Linked Author(s): Claudia Adduce, George Constantinescu

Keywords: Internal solitary waves; Large eddy simulation; Wave breaking; Sloping boundary; Mixing efficiency

Abstract: By Large Eddy Simulations (LES), we investigate the effects of internal solitary waves (ISW) breaking over a sloping boundary. We analyse how the different breaking mechanisms affect the entrainment, the mixing efficiency and the bed shear stress. ISWs interacting with the continental shelf/slope can shoal and then differently break, depending both on the bathymetry and on the waves geometric and kinematic features. Three ISWs breaking mechanisms are commonly identified in literature: plunging (P), collapsing (C) and surging (S) breakers. The Iribarren number is used to define the breaking domains.

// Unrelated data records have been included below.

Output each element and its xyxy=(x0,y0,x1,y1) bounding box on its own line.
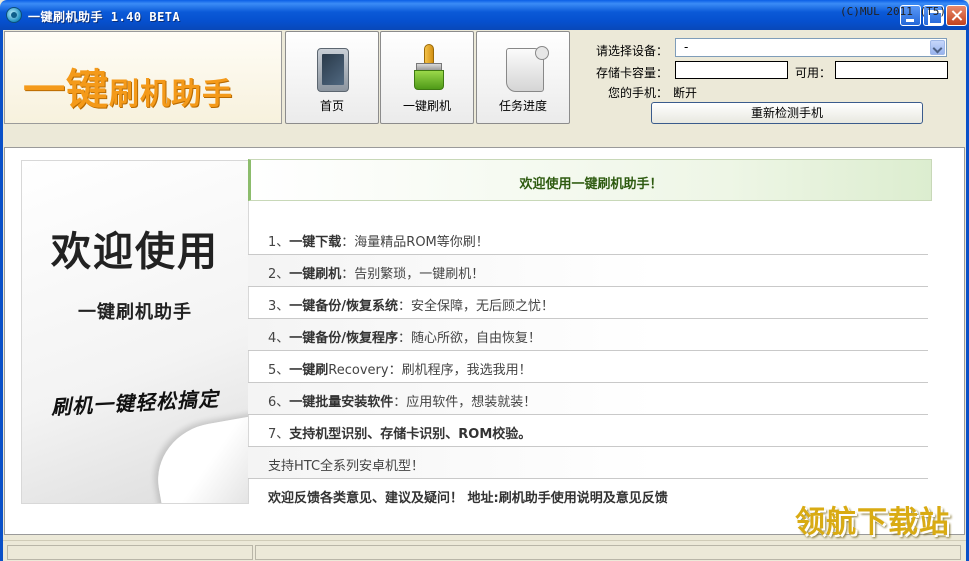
welcome-card-title: 欢迎使用 xyxy=(51,228,219,275)
feature-item: 7、支持机型识别、存储卡识别、ROM校验。 xyxy=(248,415,928,447)
support-note: 支持HTC全系列安卓机型！ xyxy=(268,459,425,474)
scroll-icon xyxy=(506,46,549,92)
feedback-link[interactable]: 刷机助手使用说明及意见反馈 xyxy=(499,491,668,506)
page-curl-decoration xyxy=(149,413,248,503)
welcome-card-subtitle: 一键刷机助手 xyxy=(78,302,192,323)
device-select-value: - xyxy=(684,40,689,54)
logo-text: 一键刷机助手 xyxy=(23,56,233,117)
feature-item: 1、一键下载：海量精品ROM等你刷！ xyxy=(248,223,928,255)
feature-item: 3、一键备份/恢复系统：安全保障，无后顾之忧！ xyxy=(248,287,928,319)
logo-text-small: 刷机助手 xyxy=(109,77,234,112)
logo-text-big: 一键 xyxy=(23,65,110,114)
window-title: 一键刷机助手 1.40 BETA xyxy=(28,10,181,24)
feature-item: 5、一键刷Recovery：刷机程序，我选我用！ xyxy=(248,351,928,383)
window-frame-left xyxy=(0,30,3,561)
status-bar xyxy=(3,540,966,561)
welcome-banner-text: 欢迎使用一键刷机助手！ xyxy=(519,177,663,192)
status-pane-left xyxy=(7,545,253,560)
feedback-text: 欢迎反馈各类意见、建议及疑问！ 地址: xyxy=(268,491,499,506)
home-button[interactable]: 首页 xyxy=(285,31,379,124)
flash-button-label: 一键刷机 xyxy=(402,99,451,113)
feature-item: 2、一键刷机：告别繁琐，一键刷机！ xyxy=(248,255,928,287)
device-select[interactable]: - xyxy=(675,38,947,57)
title-bar[interactable]: 一键刷机助手 1.40 BETA xyxy=(0,0,969,30)
welcome-card-slogan: 刷机一键轻松搞定 xyxy=(50,386,220,420)
watermark-logo: 领航下载站 xyxy=(795,505,950,540)
chevron-down-icon[interactable] xyxy=(930,40,945,55)
available-field[interactable] xyxy=(835,61,948,79)
app-icon xyxy=(6,7,22,23)
tablet-icon xyxy=(317,48,349,92)
phone-label: 您的手机： xyxy=(608,86,669,100)
welcome-card: 欢迎使用 一键刷机助手 刷机一键轻松搞定 xyxy=(21,160,249,504)
task-button-label: 任务进度 xyxy=(498,99,547,113)
status-pane-right xyxy=(255,545,961,560)
feature-item: 4、一键备份/恢复程序：随心所欲，自由恢复！ xyxy=(248,319,928,351)
home-button-label: 首页 xyxy=(319,99,344,113)
support-note-row: 支持HTC全系列安卓机型！ xyxy=(248,447,928,479)
feature-item: 6、一键批量安装软件：应用软件，想装就装！ xyxy=(248,383,928,415)
phone-status: 断开 xyxy=(673,86,698,100)
redetect-phone-button[interactable]: 重新检测手机 xyxy=(651,102,923,124)
one-click-flash-button[interactable]: 一键刷机 xyxy=(380,31,474,124)
task-progress-button[interactable]: 任务进度 xyxy=(476,31,570,124)
copyright-text: (C)MUL 2011 (T5) xyxy=(840,5,946,18)
storage-field[interactable] xyxy=(675,61,788,79)
main-content: 欢迎使用 一键刷机助手 刷机一键轻松搞定 欢迎使用一键刷机助手！ 1、一键下载：… xyxy=(4,147,965,535)
brush-icon xyxy=(412,44,446,92)
close-button[interactable] xyxy=(946,5,967,26)
welcome-banner: 欢迎使用一键刷机助手！ xyxy=(248,159,932,201)
device-select-label: 请选择设备： xyxy=(596,44,669,58)
available-label: 可用： xyxy=(795,66,832,80)
app-logo: 一键刷机助手 xyxy=(4,31,282,124)
storage-label: 存储卡容量： xyxy=(596,66,669,80)
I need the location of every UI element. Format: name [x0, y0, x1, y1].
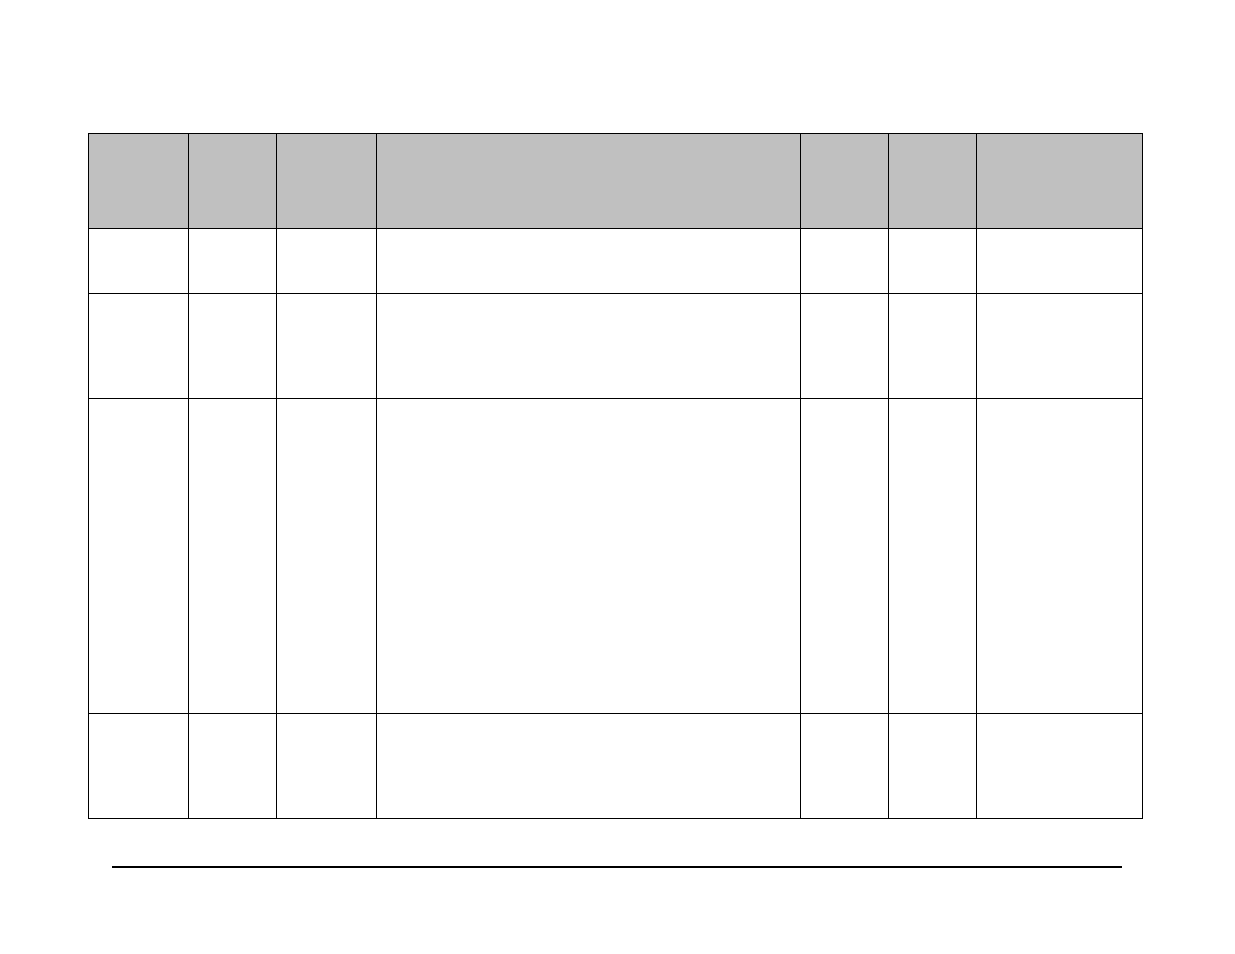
table-cell [977, 229, 1143, 294]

It is defined as the ratio between the topographic slope and the square root of the wave slope (i.e. the ratio between the wave amplitude and the wavelength). The steepening of the trailing edge and its quick overturning characterize the plunging breakers. When the downward and offshore motion of the dense fluid confined between the wave and the incline induces boundary layer separation, a collapsing breaker occurs. A surging breaker shows, instead, a large gravity current flowing up the slope. We reproduced three laboratory experiments on ISWs by fully 3-D LES, focusing on quantities that cannot be obtained by laboratory experiments. We qualitatively and quantitatively described the different breaking mechanism, relating their dynamics with the effect they induce within the fluid and over the inclined surface. For three different breaking types, we investigated the fluid entrainment into the pycnocline region, and the instantaneous mixing efficiency. Moreover, we analyzed the spatial and temporal distribution of the bed shear stress velocities on the incline during the interaction with the wave.

DOI: https://doi.org/10.3850/978-981-11-2731-1_064-cd

Year: 2018